Mesoporeuze silica met vast lithiumboorhydride in de poriën, kan het vloeibare elektrolyt in lithium-ionaccu’s vervangen. Het geleidt lithiumionen bijna net zo goed en het kan er tenminste niet uit lekken, schrijven Utrechtse, Nijmeegse en Deense onderzoekers in Advanced Functional Materials.
Helemaal begrijpen doen ze het nog niet, maar ze vermoeden dat de ionen zich vooral bewegen langs de grensvlakken tussen LiBH4 en SiO2. Puur LiBH4 geleidt ook lithiumionen, maar alleen boven de 110 graden Celsius. Dan verandert namelijk de kristalvorm. Calorimetrische metingen tonen aan dat die temperatuur iets lager wordt wanneer je het LiBH4 opsluit in een nanostructuur, maar dat er in de laatste nanometer bij de grensvlakken helemaal niets omkristalliseert. Wat daar dan precies voor kristalstructuur zit moet nog worden opgehelderd, maar in elk geval is het er een die ook bij kamertemperatuur lithiumionen geleidt.
En aangezien je in nanoporeus materiaal relatief veel grensvlak hebt, wordt de overall-geleiding verrassend goed. Bij de eerste proeven was hij al ruim een factor duizend beter dan in ‘kaal’ LiBH4 bij kamertemperatuur. Voor toepassing in een batterij is het in principe al voldoende. “En waarschijnlijk kun je de geleiding nog een stuk verder optimaliseren”, stelt laatste auteur Petra de Jongh, hoogleraar anorganische nanomaterialen aan de UU.

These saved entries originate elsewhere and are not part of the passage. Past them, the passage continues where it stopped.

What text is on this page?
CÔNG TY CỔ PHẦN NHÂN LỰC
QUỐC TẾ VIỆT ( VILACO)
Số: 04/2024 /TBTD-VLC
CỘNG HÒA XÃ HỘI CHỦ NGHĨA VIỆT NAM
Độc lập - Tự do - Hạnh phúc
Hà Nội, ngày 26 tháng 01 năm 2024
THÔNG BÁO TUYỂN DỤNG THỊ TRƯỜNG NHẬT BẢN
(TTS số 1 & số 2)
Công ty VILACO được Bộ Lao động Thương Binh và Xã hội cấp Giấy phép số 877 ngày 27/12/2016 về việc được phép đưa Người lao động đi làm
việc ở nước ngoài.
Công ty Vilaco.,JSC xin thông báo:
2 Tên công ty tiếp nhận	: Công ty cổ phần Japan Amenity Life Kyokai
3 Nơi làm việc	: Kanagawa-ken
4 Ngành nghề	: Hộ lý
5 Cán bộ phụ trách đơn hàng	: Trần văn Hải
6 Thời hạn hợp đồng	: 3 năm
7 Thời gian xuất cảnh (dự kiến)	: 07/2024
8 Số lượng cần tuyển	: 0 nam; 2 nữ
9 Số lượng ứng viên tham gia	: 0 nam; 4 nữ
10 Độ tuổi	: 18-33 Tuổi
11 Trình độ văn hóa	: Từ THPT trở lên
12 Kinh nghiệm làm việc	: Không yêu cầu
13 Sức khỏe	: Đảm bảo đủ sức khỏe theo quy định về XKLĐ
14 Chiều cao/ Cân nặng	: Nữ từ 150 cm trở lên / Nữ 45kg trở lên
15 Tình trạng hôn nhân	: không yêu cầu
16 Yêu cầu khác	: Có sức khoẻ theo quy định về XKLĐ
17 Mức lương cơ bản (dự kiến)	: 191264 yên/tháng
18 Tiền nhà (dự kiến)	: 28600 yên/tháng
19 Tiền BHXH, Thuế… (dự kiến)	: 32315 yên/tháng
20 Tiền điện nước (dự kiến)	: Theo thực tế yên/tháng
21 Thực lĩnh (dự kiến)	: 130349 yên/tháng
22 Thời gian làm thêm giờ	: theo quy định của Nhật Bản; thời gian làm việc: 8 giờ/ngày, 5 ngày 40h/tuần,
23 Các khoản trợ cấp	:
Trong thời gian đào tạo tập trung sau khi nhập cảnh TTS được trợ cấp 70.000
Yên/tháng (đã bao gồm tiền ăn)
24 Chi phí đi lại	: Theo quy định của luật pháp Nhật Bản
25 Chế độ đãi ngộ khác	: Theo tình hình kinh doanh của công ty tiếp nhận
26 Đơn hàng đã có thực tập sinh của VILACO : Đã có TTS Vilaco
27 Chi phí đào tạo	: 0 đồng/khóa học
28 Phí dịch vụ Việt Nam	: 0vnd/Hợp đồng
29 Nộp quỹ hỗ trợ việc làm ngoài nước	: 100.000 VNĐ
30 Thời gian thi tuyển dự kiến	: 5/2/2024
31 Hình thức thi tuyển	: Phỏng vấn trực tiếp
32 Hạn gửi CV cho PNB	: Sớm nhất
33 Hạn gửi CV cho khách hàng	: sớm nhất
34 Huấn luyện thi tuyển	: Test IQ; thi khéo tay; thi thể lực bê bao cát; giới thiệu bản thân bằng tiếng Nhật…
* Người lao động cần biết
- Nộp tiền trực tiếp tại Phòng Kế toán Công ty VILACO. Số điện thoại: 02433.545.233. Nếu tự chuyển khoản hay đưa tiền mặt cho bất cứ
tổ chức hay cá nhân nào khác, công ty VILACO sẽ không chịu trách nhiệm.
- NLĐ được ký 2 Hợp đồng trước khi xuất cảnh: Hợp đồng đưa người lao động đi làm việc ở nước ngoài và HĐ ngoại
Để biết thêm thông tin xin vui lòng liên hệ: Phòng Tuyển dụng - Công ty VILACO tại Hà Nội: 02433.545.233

De vondst heeft een hoog serendipiteitsgehalte. De Jongh wilde eigenlijk LiBH4 gebruiken als opslagmedium voor waterstof. Daartoe sloot ze het hydride op in poreuze koolstof, nadat een poging om silica te gebruiken was gestrand: ‘We waren er als eersten ter wereld in geslaagd om zo’n materiaal te maken , maar na een jaar proberen bleek het zinloos. Zodra je er iets van de waterstof uithaalt, gaan LiBH4 en silica gelijk reageren. De nanostructuur verdwijnt en je krijgt lithiumsilicaat, dat helemaal niets meer met waterstof doet.”
Maar in haar achterhoofd had ze ook het idee om er een accu van te maken. En daarvoor is koolstof juist niet geschikt, omdat de lading er door weglekt, en silica juist wél.
Haar Nijmeegse collega Arno Kentgens deed NMR-metingen om de mobiliteit van ionen in het materiaal te volgen. Dat ging óók veel beter met silica. “Poreuze koolstof verziekt je NMR-spectrum”, legt hij uit. “Maar bij metingen aan de silica-monsters zagen we een mobiliteit van lithiumionen die ook wel eens heel interessant kon zijn.”
De Jongh had weer connecties bij de Technical University of Denmark in Roskilde. Daar wist eerste auteur Didier Blanchard experimenteel aan te tonen dat die door NMR gesuggereerde Li-mobiliteit zich inderdaad vertaalde in een zeer hoge geleidbaarheid.
Het zou betekenen dat je een Li-ionaccu kunt maken die geheel uit vaste stof bestaat en niet meer lekt of in brand vliegt.
Bovendien kan hij bij gelijkblijvende capaciteit misschien wel de helft kleiner worden. Omdat het vaste elektrolyt de vorming tegenhoudt van lithium-‘dendrieten’ die uiteindelijk de batterij kortsluiten, kan de afstand tussen de elektroden worden verkort en kun je bovendien voor de anode puur lithium gaan gebruiken in plaats van een lithiumhoudend composietmateriaal.